Mataram – Wartawan yang dilaporkan ke polisi bukanlah hal baru, namun tetap menjadi sorotan karena berkaitan erat dengan kebebasan pers. Abdus Syukur, seorang Ahli Pers dari Dewan Pers, menegaskan bahwa wartawan dilindungi oleh undang-undang selama mereka menjalankan tugas jurnalistik secara profesional dan mematuhi kode etik jurnalistik.
Berdasarkan Undang-Undang Pers No. 40 Tahun 1999 di Indonesia, wartawan tidak dapat dipidana karena menjalankan tugas jurnalistiknya, kecuali jika mereka terbukti melanggar hukum di luar konteks pekerjaan jurnalistik. Namun, jika seorang wartawan dilaporkan ke polisi, Abdus Syukur menjelaskan bahwa perlu dilakukan analisis mendalam untuk menentukan apakah laporan tersebut berkaitan dengan aktivitas jurnalistik yang sah atau karena tindakan di luar profesi mereka.
“Jika pelaporan itu dianggap mengancam kebebasan pers, maka kami mendesak pihak berwenang untuk menghormati perlindungan hukum terhadap wartawan,” ujar Abdus Syukur, yang juga merupakan Pemimpin Umum Radar Mandalika.
Ia juga mengingatkan bahwa wartawan harus selalu menjaga profesionalisme dan akurasi dalam peliputan agar terhindar dari konflik hukum yang dapat merugikan kebebasan pers. Menurutnya, ada beberapa hal yang perlu dipertimbangkan ketika jurnalis menghadapi laporan atau gugatan hukum terkait pekerjaannya.
Pertama, kebebasan pers adalah pilar penting dalam demokrasi, namun harus diimbangi dengan tanggung jawab untuk menyajikan informasi yang akurat, berimbang, dan tidak merugikan pihak lain. Tuduhan bahwa seorang jurnalis telah melanggar hak seseorang atau menyebarkan informasi yang tidak benar harus ditangani dengan cermat agar kebebasan pers tetap terjaga, namun hak individu juga dihormati.
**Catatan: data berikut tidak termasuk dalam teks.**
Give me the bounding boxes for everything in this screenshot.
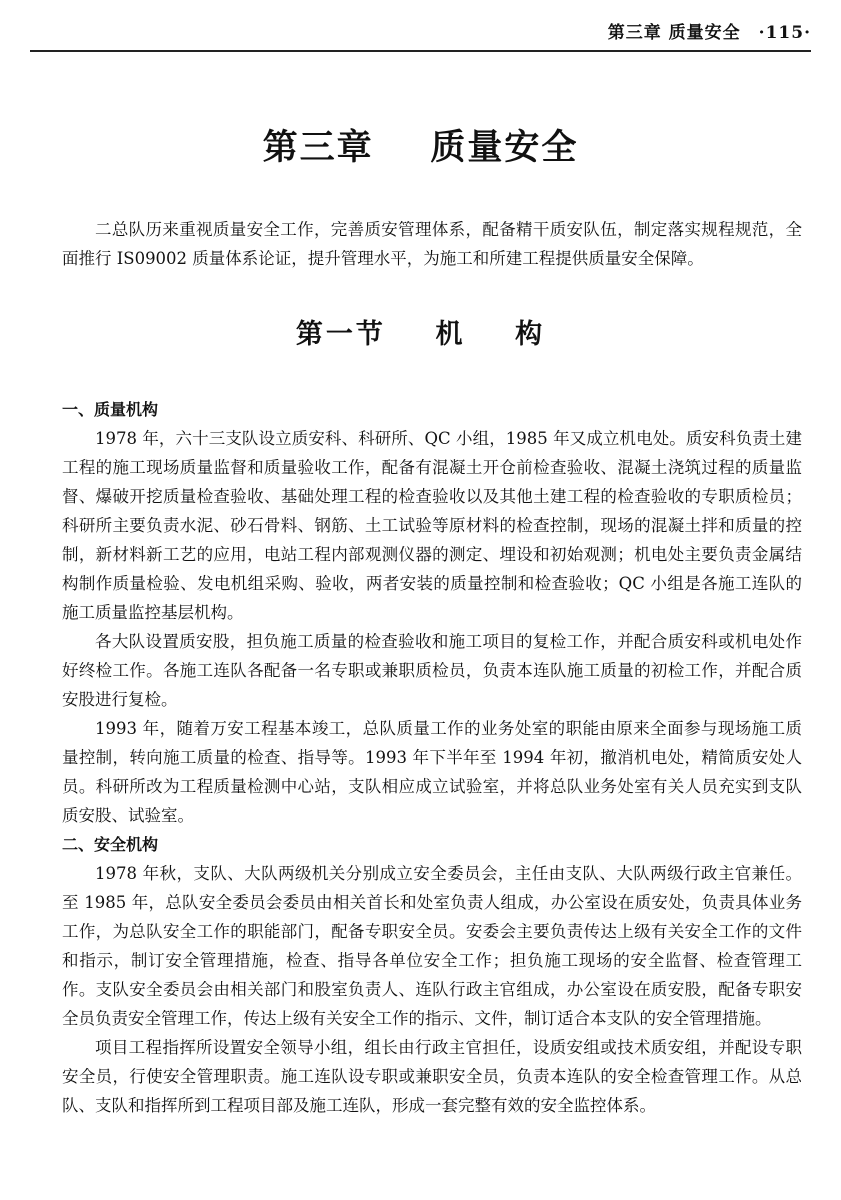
header-rule — [30, 50, 811, 52]
section-body — [62, 395, 802, 1120]
intro-paragraph: 二总队历来重视质量安全工作，完善质安管理体系，配备精干质安队伍，制定落实规程规范，全面推行 IS09002 质量体系论证，提升管理水平，为施工和所建工程提供质量安全保障。 — [62, 220, 802, 268]
subsection-heading-safety: 二、安全机构 — [62, 835, 159, 854]
running-header — [30, 18, 811, 48]
running-header-chapter: 第三章 质量安全 — [607, 23, 741, 43]
paragraph: 项目工程指挥所设置安全领导小组，组长由行政主官担任，设质安组或技术质安组，并配设专职安全员，行使安全管理职责。施工连队设专职或兼职安全员，负责本连队的安全检查管理工作。从总队、支队和指挥所到工程项目部及施工连队，形成一套完整有效的安全监控体系。 — [62, 1038, 802, 1115]
paragraph: 1978 年，六十三支队设立质安科、科研所、QC 小组，1985 年又成立机电处。质安科负责土建工程的施工现场质量监督和质量验收工作，配备有混凝土开仓前检查验收、混凝土浇筑过程的质量监督、爆破开挖质量检查验收、基础处理工程的检查验收以及其他土建工程的检查验收的专职质检员；科研所主要负责水泥、砂石骨料、钢筋、土工试验等原材料的检查控制，现场的混凝土拌和质量的控制，新材料新工艺的应用，电站工程内部观测仪器的测定、埋设和初始观测；机电处主要负责金属结构制作质量检验、发电机组采购、验收，两者安装的质量控制和检查验收；QC 小组是各施工连队的施工质量监控基层机构。 — [62, 429, 802, 622]
page-number: ·115· — [758, 23, 811, 43]
intro-block — [62, 215, 802, 273]
chapter-title: 第三章 质量安全 — [262, 128, 579, 168]
paragraph: 各大队设置质安股，担负施工质量的检查验收和施工项目的复检工作，并配合质安科或机电处作好终检工作。各施工连队各配备一名专职或兼职质检员，负责本连队施工质量的初检工作，并配合质安股进行复检。 — [62, 632, 802, 709]
subsection-heading-quality: 一、质量机构 — [62, 400, 159, 419]
paragraph: 1978 年秋，支队、大队两级机关分别成立安全委员会，主任由支队、大队两级行政主官兼任。至 1985 年，总队安全委员会委员由相关首长和处室负责人组成，办公室设在质安处，负责具体业务工作，为总队安全工作的职能部门，配备专职安全员。安委会主要负责传达上级有关安全工作的文件和指示，制订安全管理措施，检查、指导各单位安全工作；担负施工现场的安全监督、检查管理工作。支队安全委员会由相关部门和股室负责人、连队行政主官组成，办公室设在质安股，配备专职安全员负责安全管理工作，传达上级有关安全工作的指示、文件，制订适合本支队的安全管理措施。 — [62, 864, 802, 1028]
section-title: 第一节 机 构 — [295, 319, 546, 350]
paragraph: 1993 年，随着万安工程基本竣工，总队质量工作的业务处室的职能由原来全面参与现场施工质量控制，转向施工质量的检查、指导等。1993 年下半年至 1994 年初，撤消机电处，精简质安处人员。科研所改为工程质量检测中心站，支队相应成立试验室，并将总队业务处室有关人员充实到支队质安股、试验室。 — [62, 719, 802, 825]
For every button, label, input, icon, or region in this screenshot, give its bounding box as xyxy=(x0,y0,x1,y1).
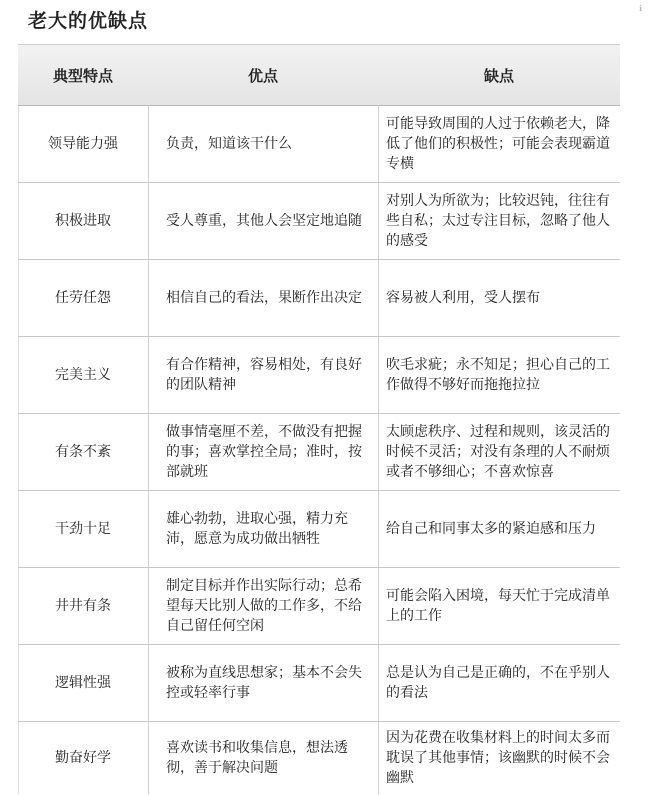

Kedua, proses hukum terhadap wartawan harus dilakukan dengan adil dan transparan. Jurnalis berhak mendapatkan pembelaan yang layak, dan proses hukum tidak boleh digunakan sebagai alat untuk membungkam suara kritis atau mengintimidasi media.
Ketiga, banyak negara, termasuk Indonesia, memiliki undang-undang yang melindungi jurnalis dari tuntutan hukum yang tidak berdasar, seperti UU Pers. Jurnalis diingatkan untuk memahami hak-hak mereka di bawah hukum ini dan menggunakan mekanisme perlindungan yang tersedia.
Keempat, peran publik sangat penting dalam mendukung kebebasan pers. Dukungan masyarakat dan organisasi media bisa menjadi kunci dalam melindungi jurnalis dari upaya-upaya untuk meredam pemberitaan kritis.
“Meskipun tantangan hukum adalah bagian dari risiko profesi, hal ini tidak boleh digunakan untuk menghalangi pelaporan yang jujur dan bertanggung jawab,” tegas Abdus Syukur, yang juga menjabat sebagai Ketua Serikat Media Siber Indonesia (SMSI) Provinsi NTB.
Menyoroti keterbukaan informasi publik, Abdus Syukur menekankan bahwa keterbukaan informasi adalah elemen krusial dalam sistem demokrasi yang sehat. Keterbukaan informasi memungkinkan masyarakat mengakses informasi penting mengenai kegiatan dan keputusan pemerintah, yang pada gilirannya memperkuat kepercayaan publik dan meningkatkan akuntabilitas serta transparansi.
“Dengan adanya akses yang bebas dan adil terhadap informasi, masyarakat dapat berpartisipasi lebih aktif dalam proses demokrasi dan melakukan pengawasan terhadap kinerja pemerintah,” jelasnya.
Keterbukaan informasi publik, lanjutnya, juga berperan penting dalam mencegah korupsi dan praktik-praktik yang merugikan masyarakat. Oleh karena itu, Abdus Syukur menekankan bahwa setiap lembaga publik harus memastikan informasi yang dimiliki dapat diakses oleh semua orang dengan mudah dan tanpa diskriminasi.
“Keterbukaan informasi mendorong kepercayaan antara pemerintah dan rakyat, serta menjadi alat penting dalam mengawasi dan mencegah praktik korupsi,” pungkasnya.
Dengan demikian, baik kebebasan pers maupun keterbukaan informasi publik adalah dua pilar penting yang saling mendukung dalam menjaga demokrasi yang sehat dan akuntabel.